# What's in the box?



## PaulH (May 30, 2012)

Hi all,
Just delivered my latest piece.
Any guesses as to what's inside?

Cheers
Paul


----------



## DaninVan (Jan 1, 2012)

Jack?


----------



## boogalee (Nov 24, 2010)

Rick Nielsen's (Cheap Trick) guitars.


----------



## Stick486 (Jan 4, 2013)

beer...


----------



## Harrison67 (May 30, 2012)

PaulH said:


> Hi all,
> Just delivered my latest piece.
> Any guesses as to what's inside?
> 
> ...




First glance, I thought gun cabinet.

Now, I'd say portable, woodworking, tool cabinet.:dirol:


----------



## Rogerdodge (Apr 24, 2014)

Right , well , you have delivered it to a school or similar . It seems to have double wing doors , it's meant to roll on a flat floor ( indoors ?)
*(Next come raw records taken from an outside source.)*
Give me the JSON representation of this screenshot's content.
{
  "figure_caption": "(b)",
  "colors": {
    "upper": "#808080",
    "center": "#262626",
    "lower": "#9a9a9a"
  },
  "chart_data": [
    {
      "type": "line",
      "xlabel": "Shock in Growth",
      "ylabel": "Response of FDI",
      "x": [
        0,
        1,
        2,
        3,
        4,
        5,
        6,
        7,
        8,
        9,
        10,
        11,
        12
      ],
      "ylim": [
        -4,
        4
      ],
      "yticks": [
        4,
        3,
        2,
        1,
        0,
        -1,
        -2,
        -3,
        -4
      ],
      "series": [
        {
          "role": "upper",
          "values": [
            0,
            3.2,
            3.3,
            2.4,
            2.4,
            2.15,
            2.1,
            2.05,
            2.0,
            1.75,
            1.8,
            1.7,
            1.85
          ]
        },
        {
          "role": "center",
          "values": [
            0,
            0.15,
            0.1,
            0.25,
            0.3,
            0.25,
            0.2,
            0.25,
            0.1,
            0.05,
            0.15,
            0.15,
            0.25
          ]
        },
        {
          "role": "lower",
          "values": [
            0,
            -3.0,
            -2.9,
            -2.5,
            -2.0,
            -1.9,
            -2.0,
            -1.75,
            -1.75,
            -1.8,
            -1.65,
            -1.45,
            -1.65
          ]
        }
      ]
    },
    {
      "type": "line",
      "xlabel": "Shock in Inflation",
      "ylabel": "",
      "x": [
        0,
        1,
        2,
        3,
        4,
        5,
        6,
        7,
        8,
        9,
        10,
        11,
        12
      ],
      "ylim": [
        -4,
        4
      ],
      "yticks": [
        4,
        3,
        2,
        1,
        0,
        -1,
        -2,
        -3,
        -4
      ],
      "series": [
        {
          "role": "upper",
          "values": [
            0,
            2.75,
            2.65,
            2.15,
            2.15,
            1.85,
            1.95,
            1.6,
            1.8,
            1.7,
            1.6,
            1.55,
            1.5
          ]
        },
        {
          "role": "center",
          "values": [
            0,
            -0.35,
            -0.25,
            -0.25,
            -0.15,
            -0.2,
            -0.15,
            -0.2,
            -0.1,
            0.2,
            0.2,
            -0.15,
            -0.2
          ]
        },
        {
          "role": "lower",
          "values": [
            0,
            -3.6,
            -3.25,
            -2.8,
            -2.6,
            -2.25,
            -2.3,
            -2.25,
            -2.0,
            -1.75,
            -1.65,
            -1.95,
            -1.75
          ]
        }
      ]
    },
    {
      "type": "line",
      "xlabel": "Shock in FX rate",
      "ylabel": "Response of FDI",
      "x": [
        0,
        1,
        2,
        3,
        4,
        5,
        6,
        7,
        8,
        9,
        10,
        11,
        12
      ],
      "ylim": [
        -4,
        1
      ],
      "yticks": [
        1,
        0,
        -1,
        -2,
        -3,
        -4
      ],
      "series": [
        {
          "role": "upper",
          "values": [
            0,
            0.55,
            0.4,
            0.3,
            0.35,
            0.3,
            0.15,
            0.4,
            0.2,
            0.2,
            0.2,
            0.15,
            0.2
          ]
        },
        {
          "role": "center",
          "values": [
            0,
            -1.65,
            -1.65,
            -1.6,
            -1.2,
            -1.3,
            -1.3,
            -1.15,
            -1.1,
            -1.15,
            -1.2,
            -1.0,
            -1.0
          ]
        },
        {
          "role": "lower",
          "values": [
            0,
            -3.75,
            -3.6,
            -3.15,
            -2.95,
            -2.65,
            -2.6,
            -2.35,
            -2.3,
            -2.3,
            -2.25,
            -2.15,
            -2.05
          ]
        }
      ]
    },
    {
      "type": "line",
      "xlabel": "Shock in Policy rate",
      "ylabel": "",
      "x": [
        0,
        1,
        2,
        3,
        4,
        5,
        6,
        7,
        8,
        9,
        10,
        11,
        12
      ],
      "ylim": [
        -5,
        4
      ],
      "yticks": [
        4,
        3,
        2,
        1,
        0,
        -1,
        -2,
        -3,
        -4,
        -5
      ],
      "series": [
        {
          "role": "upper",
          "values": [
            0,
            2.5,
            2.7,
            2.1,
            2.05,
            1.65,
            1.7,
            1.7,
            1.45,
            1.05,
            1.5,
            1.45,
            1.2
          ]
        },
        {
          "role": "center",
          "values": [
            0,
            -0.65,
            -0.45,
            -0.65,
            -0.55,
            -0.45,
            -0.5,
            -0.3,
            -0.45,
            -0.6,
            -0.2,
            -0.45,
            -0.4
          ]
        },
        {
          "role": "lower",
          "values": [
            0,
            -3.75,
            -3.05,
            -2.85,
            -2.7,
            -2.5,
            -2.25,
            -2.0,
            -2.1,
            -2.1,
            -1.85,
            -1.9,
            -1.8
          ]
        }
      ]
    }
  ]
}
My guess is : It is an activity centre for small people to use - paint , paper etc for craftwork.

Very neat - could have a number of uses.

Rog


----------



## mark greenbaum (Sep 26, 2010)

cnc?


----------



## marecat3 (Nov 30, 2010)

could have almost anything in it. Looks like craft cart. I give up


----------



## RainMan 2.0 (May 6, 2014)

Is it an elaberote tool box ?


----------



## mikelley (Aug 2, 2012)

A portable gymnasium?


----------



## PaulH (May 30, 2012)

PaulH said:


> Hi all,
> Just delivered my latest piece.
> Any guesses as to what's inside?
> 
> ...


Ok I'll put everyone out of their misery. It's a library for a nursery school.

The requirement was to display as many books front covers as possible on library day and to take up minimum space and be enclosed at other times.
They wanted to give the kiddies the concept of perusing shelves. With this unit they can walk all the way around. 
The dimensions of this unit give a running length of 3.4 meters on each side.

The following are the front and back which are identical. The 4 opening door are attached to a central slide out which is pulled out from each end. See design images done in sketchup to get a better idea.

This was a good challenge
Cheers
Paul


----------



## RÖENTGEEP (Feb 18, 2014)

PaulH said:


> Ok I'll put everyone out of their misery. It's a library for a nursery school.
> 
> The requirement was to display as many books front covers as possible on library day and to take up minimum space and be enclosed at other times.
> They wanted to give the kiddies the concept of perusing shelves. With this unit they can walk all the way around.
> ...



Very good idea, congrats. I think it could be modified a little to be a big chest tool


----------



## AndyL (Jun 3, 2011)

Wow, you packed a lot of shelf space in there. Ingenious design.


----------



## Gaffboat (Mar 11, 2012)

Very clever, well designed, and nicely executed. An excellent project.


----------



## swarfmaker (Aug 27, 2012)

Bakgat! Very well done! Can store a lot of circular blades, sand paper etc.


----------



## PaulH (May 30, 2012)

*The Box*



swarfmaker said:


> Bakgat! Very well done! Can store a lot of circular blades, sand paper etc.


Thanks Joseph,Andy,Oliver,Ronald for your kind comments.
I've attached an image of it fully loaded for interest.

Thanks again guys


----------



## RÖENTGEEP (Feb 18, 2014)

PaulH said:


> Thanks Joseph,Andy,Oliver,Ronald for your kind comments.
> I've attached an image of it fully loaded for interest.
> 
> Thanks again guys


Sweet !!!


----------



## firstmuller (Aug 28, 2014)

That is some design! It looks great espacily with the books in it.
Allen


----------



## marecat3 (Nov 30, 2010)

very cool.


----------